I enjoyed Alexandra Robbins’ latest book, The Geeks Shall Inherit the Earth: Popularity, Quirk Theory, and Why Outsiders Thrive After High School. Since I was and am a nerd (though I do not remember the word being in vogue in high school, a thousand years ago), I appreciated her perspective on high school. I find myself telling some of my students “it is only 4 years” often. I especially liked the profiles of Blue, Danielle, Joy and Noah. As a teacher, I appreciated the inside view of how the social scene plays out in the halls and cafeteria. I have observed most of these scenarios were happening daily at school, but my age and job preclude my direct involvement most of the time. I am often uncomfortable with my younger colleagues’ more enthusiastic immersion in the social lives of the students: I do not let anyone disrespect anyone else in my class or in my earshot, but I would not be able to teach if I spent my time trying to figure out what is occurring as they put themselves into workgroups or encounter each other in the halls. If you are doing your job as a teacher, some of what you do is refocus their attention away from the insane level of drama and self-absorption that hormones dictate. And that is the way it should stay: I trust my relationship with my students, and hope that it will provide them with the support that it is appropriate for me to provide.
But Robbins’ research and judgments seem sloppy at times: she quotes certain social scientists, like Daniel Goleman, Dan Merten or Solomon Asch, but only to support her points. I wish I were sure that she had done all her research homework. She coins the term “quirk theory” to describe her observation that what makes someone an outcast in high school often makes them successful later. It is not really a theory, and a little glib for me—and not supported by this year long “study.” I also question the addition of a teacher into the mix. How am I supposed to judge Robbins’ observations about a teacher, when the subject is students? I also found it disturbing that I could not tell Regan was a teacher until it is revealed halfway through the book. Admittedly, I work in a parochial high school, so the social milieu is somewhat different than some of the schools in the book, but I have never experienced the pervasive petty “high school” behavior of the teachers she chronicles. Regan is too naïve to be real, especially if she has spent 24 years as a gay individual in America. Asking Regan to put herself into the limelight as a gay teacher just proved to be another distraction from the task at hand: TEACHING. My personal life is not the subject I teach. The challenges designed by Robbins for each subject could have been dangerous: she seemed to think them up off the top of her head. Is that responsible? I’m not sure.
I found myself wondering if the author sees herself as a kind of Malcolm Gladwell for the social community of high school.
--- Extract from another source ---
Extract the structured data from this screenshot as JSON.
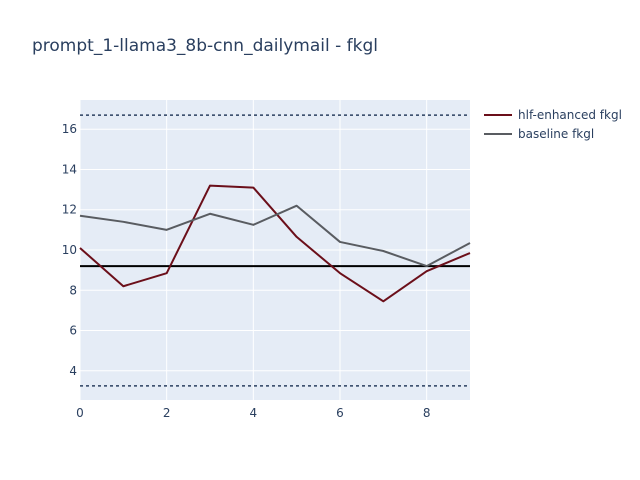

Gladwell’s books are quirky and pointed in their analyses, but you know what you are in for when you open any of his books. I am not sure whether this is supposed to be journalism, creative nonfiction or social experiment. I found myself skimming the sections in between the anecdotes from each student, and then savoring the progress or setbacks of each teen through out the year. So I enjoyed reading this book, but wished it contained more substance.